Crepúsculo dos Deuses



por Nuno Reis

     A noite é escura, mas fica mais luminosa quando o céu está limpo e se consegue ver aqueles pontinhos luminosos que brilham no manto negro. As estrelas parecem eternas e imutáveis, mas por vezes as notícias relatam o desaparecimento de uma. Também no cinema as estrelas iluminam uma sala escura. Também essas parecem eternas e eternamente jovens. Mas também essas nos deixam. Esta é a história de um outrora razoável roteirista e de uma outrora enorme atriz. De que forma o mundo os destruiu e de que forma querem voltar juntos.
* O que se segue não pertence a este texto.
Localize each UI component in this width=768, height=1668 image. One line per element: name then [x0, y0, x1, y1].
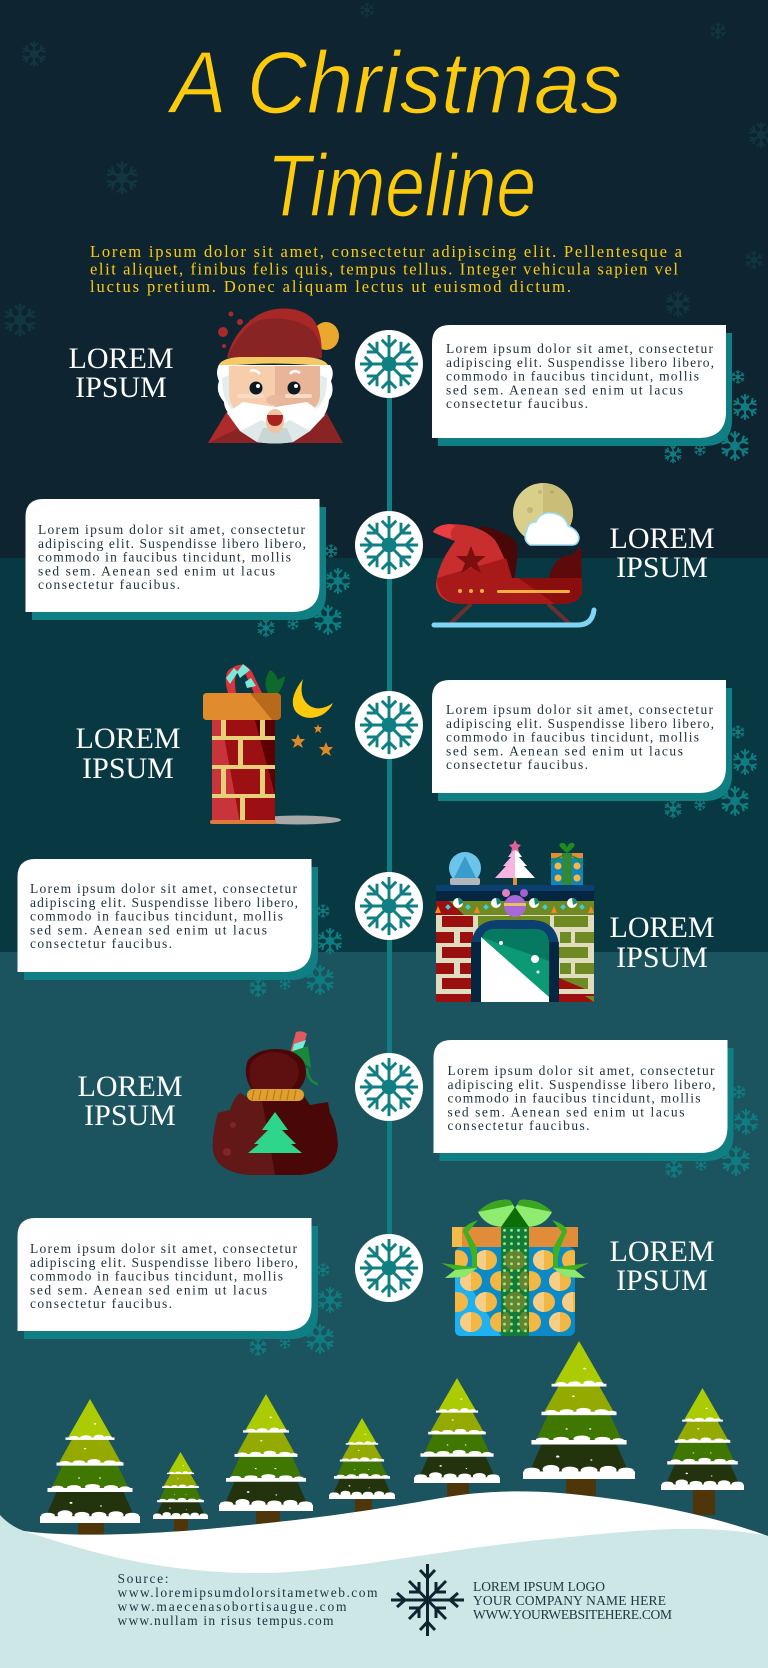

     Joe Gillis é um roteirista. Após uma fase de relativo sucesso encontra-se desesperado em busca de trabalho. Quando se acabam os argumentos e ninguém lhe arranja nem um contrato nem, um trabalho, nem sequer um adiantamento ou empréstimo, começa a ter de fugir para evitar os credores. Numa dessas perseguições vai entrar numa mansão isolada de todos, na solarenga Sunset Boulevard. Confundido com uma pessoa de quem estavam à espera, entra na casa e descobre que esta é o refúgio de Norma Desmond, a maior estrela do cinema mudo, retirada da vida pública há anos. A diva por acaso estava a preparar o seu regresso escrevendo um argumento baseado em Salomé que protagonizaria. Gillies dá jeito ter um esconderijo e um emprego. E para Desmond ter um roteirista a sério como revisor/escritor-fantasma seria uma boa forma de dar os retoques finais antes de o enviar para o amigo Cecil B. DeMille. Isto pode ser o início de uma bela amizade.
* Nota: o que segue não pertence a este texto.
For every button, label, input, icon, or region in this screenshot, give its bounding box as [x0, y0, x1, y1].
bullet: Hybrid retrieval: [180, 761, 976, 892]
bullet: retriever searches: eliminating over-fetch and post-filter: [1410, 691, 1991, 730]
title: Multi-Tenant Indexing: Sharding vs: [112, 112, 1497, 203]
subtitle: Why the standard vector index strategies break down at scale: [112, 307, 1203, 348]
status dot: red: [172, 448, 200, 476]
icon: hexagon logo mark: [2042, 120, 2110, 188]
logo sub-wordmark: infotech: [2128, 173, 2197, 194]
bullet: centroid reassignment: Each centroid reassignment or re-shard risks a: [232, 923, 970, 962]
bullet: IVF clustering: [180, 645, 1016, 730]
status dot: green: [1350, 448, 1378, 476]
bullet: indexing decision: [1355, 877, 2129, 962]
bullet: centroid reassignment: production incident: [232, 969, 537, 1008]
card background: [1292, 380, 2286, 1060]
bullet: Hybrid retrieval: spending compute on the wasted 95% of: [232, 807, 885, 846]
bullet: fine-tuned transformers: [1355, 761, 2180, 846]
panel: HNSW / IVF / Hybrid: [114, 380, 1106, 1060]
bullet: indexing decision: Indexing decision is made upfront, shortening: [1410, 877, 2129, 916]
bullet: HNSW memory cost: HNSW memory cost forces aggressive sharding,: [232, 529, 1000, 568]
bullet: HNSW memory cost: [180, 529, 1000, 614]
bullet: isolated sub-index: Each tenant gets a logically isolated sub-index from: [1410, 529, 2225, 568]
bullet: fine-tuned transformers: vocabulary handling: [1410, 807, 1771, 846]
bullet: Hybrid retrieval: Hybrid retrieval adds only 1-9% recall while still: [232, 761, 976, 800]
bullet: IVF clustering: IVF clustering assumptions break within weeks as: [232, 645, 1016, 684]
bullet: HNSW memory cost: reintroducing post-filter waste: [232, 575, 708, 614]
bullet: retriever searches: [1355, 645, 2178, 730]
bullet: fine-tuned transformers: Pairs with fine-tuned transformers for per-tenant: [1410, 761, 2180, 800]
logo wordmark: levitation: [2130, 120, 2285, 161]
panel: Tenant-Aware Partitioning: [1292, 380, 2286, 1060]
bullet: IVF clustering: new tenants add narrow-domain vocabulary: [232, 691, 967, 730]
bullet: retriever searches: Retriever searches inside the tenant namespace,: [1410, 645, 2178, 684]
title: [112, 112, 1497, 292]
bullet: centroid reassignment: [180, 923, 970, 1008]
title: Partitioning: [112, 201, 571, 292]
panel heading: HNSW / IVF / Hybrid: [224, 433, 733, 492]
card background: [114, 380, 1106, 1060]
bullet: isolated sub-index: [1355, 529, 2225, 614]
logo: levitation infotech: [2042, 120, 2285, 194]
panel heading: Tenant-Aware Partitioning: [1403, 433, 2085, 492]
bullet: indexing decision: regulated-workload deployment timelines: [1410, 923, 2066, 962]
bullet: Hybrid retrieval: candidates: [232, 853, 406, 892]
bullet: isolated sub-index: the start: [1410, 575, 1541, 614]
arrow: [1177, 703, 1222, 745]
     Estamos perante um dos maiores filmes de sempre. É impossível decidir os pontos altos de “Sunset Blvd.” porque simplesmente não tem momentos maus. O início na piscina é brutal. O macaco é uma gag inacreditável, mas seguramente com um fundo de verdade. A forma como escritor e atriz se manipulam é fenomenal. A relação deles com o mundo - ela reunindo-se com as figuras de cera, ele com escapadelas à cidade - é tão crível que é assombrosa. Max é uma personagem que surpreende sempre que fala e tem alguns minutos que valem por meio filme. O reencontro de Desmond com os antigos companheiros de trabalho é dos momentos mais mágicos do cinema. E algumas das frases aqui ditas são tão memoráveis que causam arrepios mesmo ditas fora de contexto. É assim que os filmes deviam ser feitos.


      Fazer um filme com os grandes Buster Keaton e Cecil B. DeMille prova que os pares de Billy Wilder o reconhecem como um enorme realizador. O que mais surpreende é que todos sejam cúmplices neste ataque à arte que amamos. O Cinema é retratado como o maior vilão de todos os tempos. Usa as pessoas para se destacar e dá-lhes uma falsa sensação de importância. Quando não precisa mais delas, descarta-as sem piedade prosseguindo uma ascensão à custa de trabalho escravo. Entre todas as vítimas, os atores são as preferidas e as com menor validade. Gloria Swanson personifica uma geração de que faz parte e é avassaladora.

     Aqui não há um herói no sentido habitual, estamos perante um caso especial de film noir. Betty que é adorável começa por causar a impressão contrária. Gillis não é honesto. Desmond e Max não são simpáticos. Nenhum deles consegue combater a indústria porque estão apaixonados por ela e se estão a tornar iguais a ela. Mais uma vez o monstro sem rosto é o inimigo. Um inimigo que desde sempre nos chega ao coração.

     O Cinema estava na sua fase dourada. O que Wilder faz é obrigar a olhar para trás e a pensar em todos aqueles que foram abandonados e deixados no esquecimento. Quantos milhares de pessoas deram a juventude e as vidas para fazer do Cinema aquilo que ele foi sendo ao longo de mais de um século? Mas todo o mal causado pela arte é na verdade causado por pessoas. Não as que fazem cinema, mas as que vêem cinema e exigem sangue fresco a elevada velocidade. Esta febre consumista que existe desde sempre tem como produto pessoas. Que está a matar a arte já se sabe, mas por favor, poupem os artistas.

     Uma estrela não morre enquanto tiver fãs. Façamos como na história de Peter Pan e batamos palmas uma vez por cada estrela do passado ou do presente. Não as deixemos cair no esquecimento.


CREPÚSCULO DOS DEUSES (Sunset Boulevard, EUA, 1950).
Direção: Billy Wilder
Elenco: William Holden, Gloria Swanson, Erich von Stroheim, Nancy Olson, Fred Clark, Lloyd Gough, Jack Webb, Cecil B. DeMille, Buster Keaton  



FILME ÓTIMO. É IMPERDÍVEL ASSISTI-LO!